Cosa è il Vaiolo delle scimmie

Il vaiolo delle scimmie è una malattia virale causata dal Poxvirus che colpisce prevalentemente questi e altri animali selvatici, solo talvolta passa all'uomo.

La malattia virale non è nuova, conosciuta da oltre 60 anni e diffusa soprattutto nell'Africa centrale e occidentale, ma riguarda gli animali selvatici e solo occasionalmente infetta gli umani.

Generalmente non è pericolosa, ma in alcuni casi il tasso di mortalità è significativo: per la famiglia dell'Africa occidentale è di circa l'1%, mentre per quella del bacino del Congo può arrivare fino al 10%.

Si tratta di un virus del tutto simile a quello del vaiolo umano e infatti, la vaccinazione contro il vaiolo umano protegge anche contro questo virus. Peccato che il vaccino contro il vaiolo non sia più obbligatorio da molto tempo. Dopo l'Unità d'Italia, la vaccinazione antivaiolo fu resa obbligatoria per tutti i nuovi nati a partire dal 1888. L'obbligo è stato abolito in Italia nel 1981.

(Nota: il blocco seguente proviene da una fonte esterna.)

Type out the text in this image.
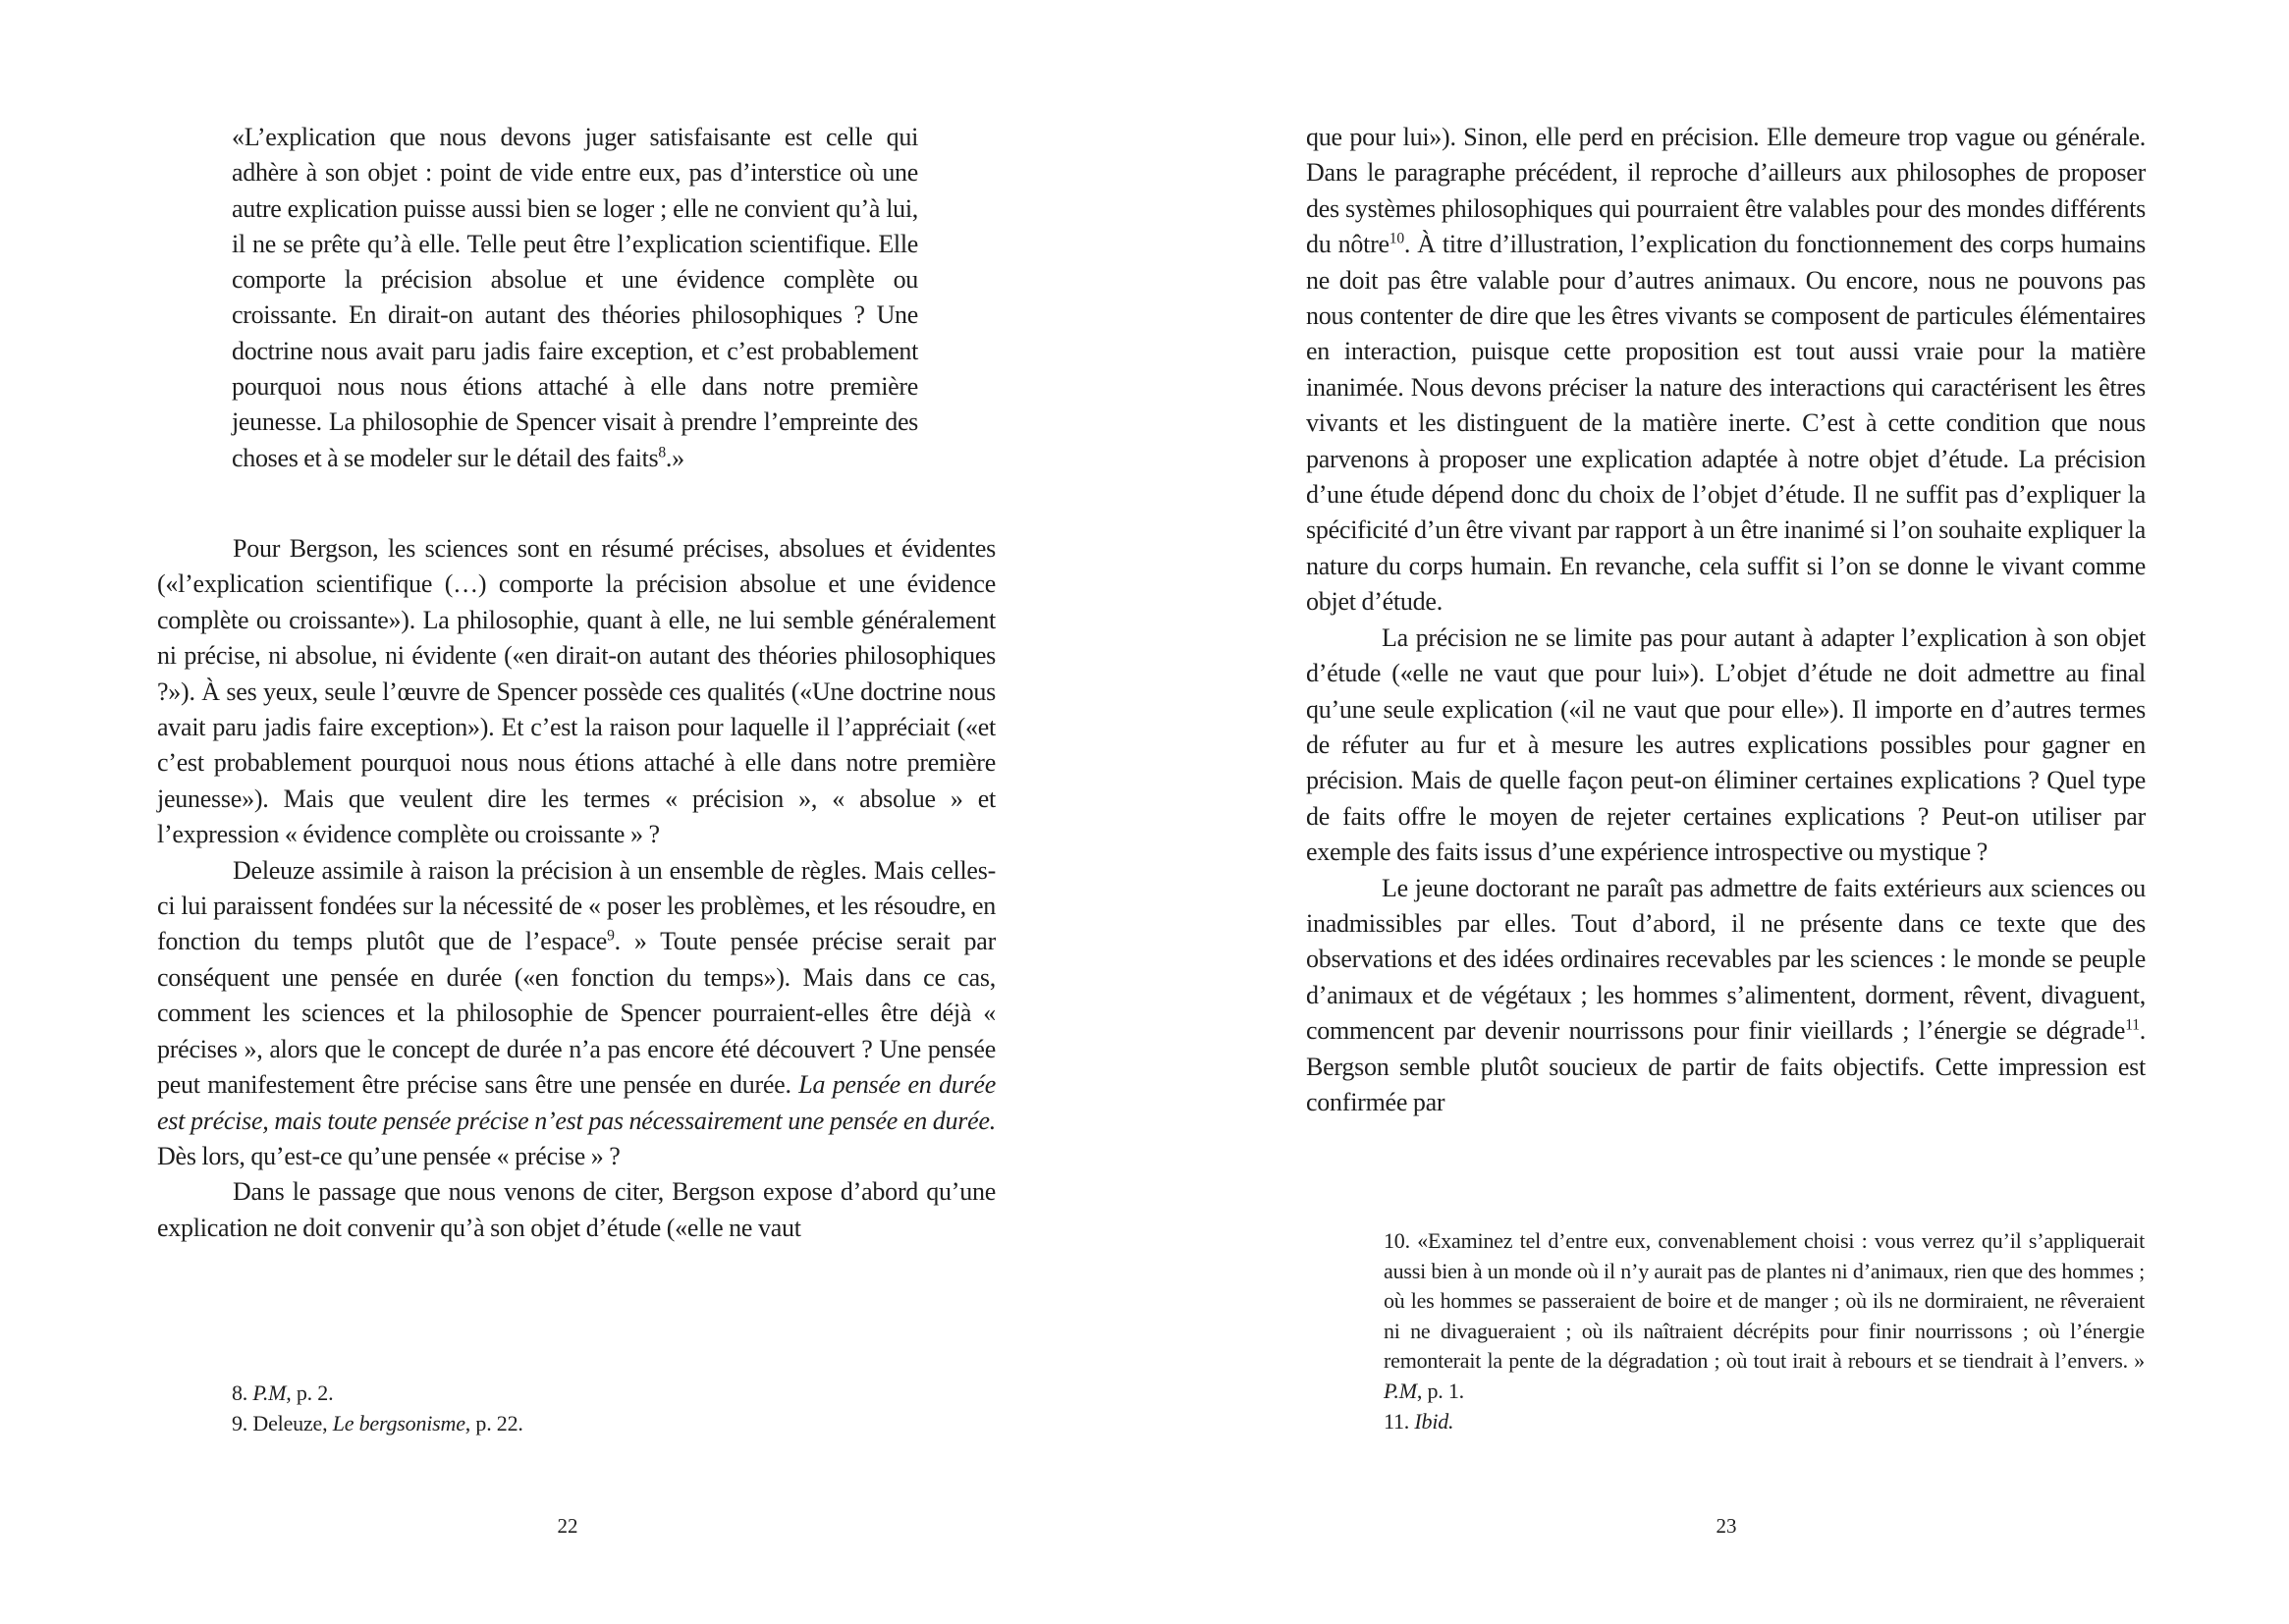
«L’explication que nous devons juger satisfaisante est celle qui adhère à son objet : point de vide entre eux, pas d’interstice où une autre explication puisse aussi bien se loger ; elle ne convient qu’à lui, il ne se prête qu’à elle. Telle peut être l’explication scientifique. Elle comporte la précision absolue et une évidence complète ou croissante. En dirait-on autant des théories philosophiques ? Une doctrine nous avait paru jadis faire exception, et c’est probablement pourquoi nous nous étions attaché à elle dans notre première jeunesse. La philosophie de Spencer visait à prendre l’empreinte des choses et à se modeler sur le détail des faits$^8$.»

Pour Bergson, les sciences sont en résumé précises, absolues et évidentes («l’explication scientifique (…) comporte la précision absolue et une évidence complète ou croissante»). La philosophie, quant à elle, ne lui semble généralement ni précise, ni absolue, ni évidente («en dirait-on autant des théories philosophiques ?»). À ses yeux, seule l’œuvre de Spencer possède ces qualités («Une doctrine nous avait paru jadis faire exception»). Et c’est la raison pour laquelle il l’appréciait («et c’est probablement pourquoi nous nous étions attaché à elle dans notre première jeunesse»). Mais que veulent dire les termes « précision », « absolue » et l’expression « évidence complète ou croissante » ?

Deleuze assimile à raison la précision à un ensemble de règles. Mais celles-ci lui paraissent fondées sur la nécessité de « poser les problèmes, et les résoudre, en fonction du temps plutôt que de l’espace$^9$. » Toute pensée précise serait par conséquent une pensée en durée («en fonction du temps»). Mais dans ce cas, comment les sciences et la philosophie de Spencer pourraient-elles être déjà « précises », alors que le concept de durée n’a pas encore été découvert ? Une pensée peut manifestement être précise sans être une pensée en durée. La pensée en durée est précise, mais toute pensée précise n’est pas nécessairement une pensée en durée. Dès lors, qu’est-ce qu’une pensée « précise » ?

Dans le passage que nous venons de citer, Bergson expose d’abord qu’une explication ne doit convenir qu’à son objet d’étude («elle ne vaut

8. P.M, p. 2.

9. Deleuze, Le bergsonisme, p. 22.

22

que pour lui»). Sinon, elle perd en précision. Elle demeure trop vague ou générale. Dans le paragraphe précédent, il reproche d’ailleurs aux philosophes de proposer des systèmes philosophiques qui pourraient être valables pour des mondes différents du nôtre$^{10}$. À titre d’illustration, l’explication du fonctionnement des corps humains ne doit pas être valable pour d’autres animaux. Ou encore, nous ne pouvons pas nous contenter de dire que les êtres vivants se composent de particules élémentaires en interaction, puisque cette proposition est tout aussi vraie pour la matière inanimée. Nous devons préciser la nature des interactions qui caractérisent les êtres vivants et les distinguent de la matière inerte. C’est à cette condition que nous parvenons à proposer une explication adaptée à notre objet d’étude. La précision d’une étude dépend donc du choix de l’objet d’étude. Il ne suffit pas d’expliquer la spécificité d’un être vivant par rapport à un être inanimé si l’on souhaite expliquer la nature du corps humain. En revanche, cela suffit si l’on se donne le vivant comme objet d’étude.

La précision ne se limite pas pour autant à adapter l’explication à son objet d’étude («elle ne vaut que pour lui»). L’objet d’étude ne doit admettre au final qu’une seule explication («il ne vaut que pour elle»). Il importe en d’autres termes de réfuter au fur et à mesure les autres explications possibles pour gagner en précision. Mais de quelle façon peut-on éliminer certaines explications ? Quel type de faits offre le moyen de rejeter certaines explications ? Peut-on utiliser par exemple des faits issus d’une expérience introspective ou mystique ?

Le jeune doctorant ne paraît pas admettre de faits extérieurs aux sciences ou inadmissibles par elles. Tout d’abord, il ne présente dans ce texte que des observations et des idées ordinaires recevables par les sciences : le monde se peuple d’animaux et de végétaux ; les hommes s’alimentent, dorment, rêvent, divaguent, commencent par devenir nourrissons pour finir vieillards ; l’énergie se dégrade$^{11}$. Bergson semble plutôt soucieux de partir de faits objectifs. Cette impression est confirmée par

10. «Examinez tel d’entre eux, convenablement choisi : vous verrez qu’il s’appliquerait aussi bien à un monde où il n’y aurait pas de plantes ni d’animaux, rien que des hommes ; où les hommes se passeraient de boire et de manger ; où ils ne dormiraient, ne rêveraient ni ne divagueraient ; où ils naîtraient décrépits pour finir nourrissons ; où l’énergie remonterait la pente de la dégradation ; où tout irait à rebours et se tiendrait à l’envers. » P.M, p. 1.

11. Ibid.

23
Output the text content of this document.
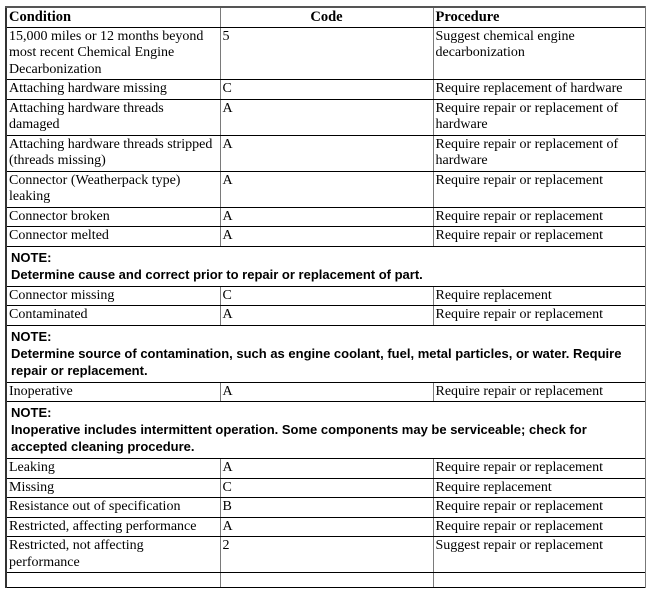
Condition	Code	Procedure
15,000 miles or 12 months beyond most recent Chemical Engine Decarbonization	5	Suggest chemical engine decarbonization
Attaching hardware missing	C	Require replacement of hardware
Attaching hardware threads damaged	A	Require repair or replacement of hardware
Attaching hardware threads stripped (threads missing)	A	Require repair or replacement of hardware
Connector (Weatherpack type) leaking	A	Require repair or replacement
Connector broken	A	Require repair or replacement
Connector melted	A	Require repair or replacement

NOTE:
Determine cause and correct prior to repair or replacement of part.		

Connector missing	C	Require replacement
Contaminated	A	Require repair or replacement

NOTE:
Determine source of contamination, such as engine coolant, fuel, metal particles, or water. Require repair or replacement.		

Inoperative	A	Require repair or replacement

NOTE:
Inoperative includes intermittent operation. Some components may be serviceable; check for accepted cleaning procedure.		

Leaking	A	Require repair or replacement
Missing	C	Require replacement
Resistance out of specification	B	Require repair or replacement
Restricted, affecting performance	A	Require repair or replacement
Restricted, not affecting performance	2	Suggest repair or replacement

No alla vaccinazione obbligatoria

"Non avrebbe nessun senso tornare al vaccino anti vaioloso. Non serve ora. Credo che la faccenda possa essere gestita in maniera diversa. Il rapporto costo-beneficio non è tale da reintrodurre un vaccino che, tra l'altro, non è una passeggiata gratis: ha una serie di effetti collaterali. E il rischio di questi effetti, bilanciato al rischio di prendere l'infezione, mi fa dire che non vale assolutamente la pena di vaccinarsi". A dirlo, all'Adnkronos Salute, Massimo Galli, già direttore del reparto di malattie infettive dell'ospedale Sacco di Milano in merito all'utilità di reintrodurre la vaccinazione contro il vaiolo come protezione dal virus all'origine delle recenti infezioni segnalate nel mondo, e contro le quali sembrano avere una maggiore tutela le persone vaccinate.

Per Galli, invece, "è importante andare a vedere da dove questa infezione parte. E seguire con molta attenzione i contatti. In questo modo si dovrebbe chiudere la vicenda in un tempo ragionevole. Mi auguro davvero che sia così. Se non sfugge qualcosa, se le cose vengono fatte bene, non dovremmo avere grandi problemi se non un ulteriore monito sul fatto che la natura va maneggiata con cura. Dobbiamo moltiplicare le attenzioni sui rischi sanitari".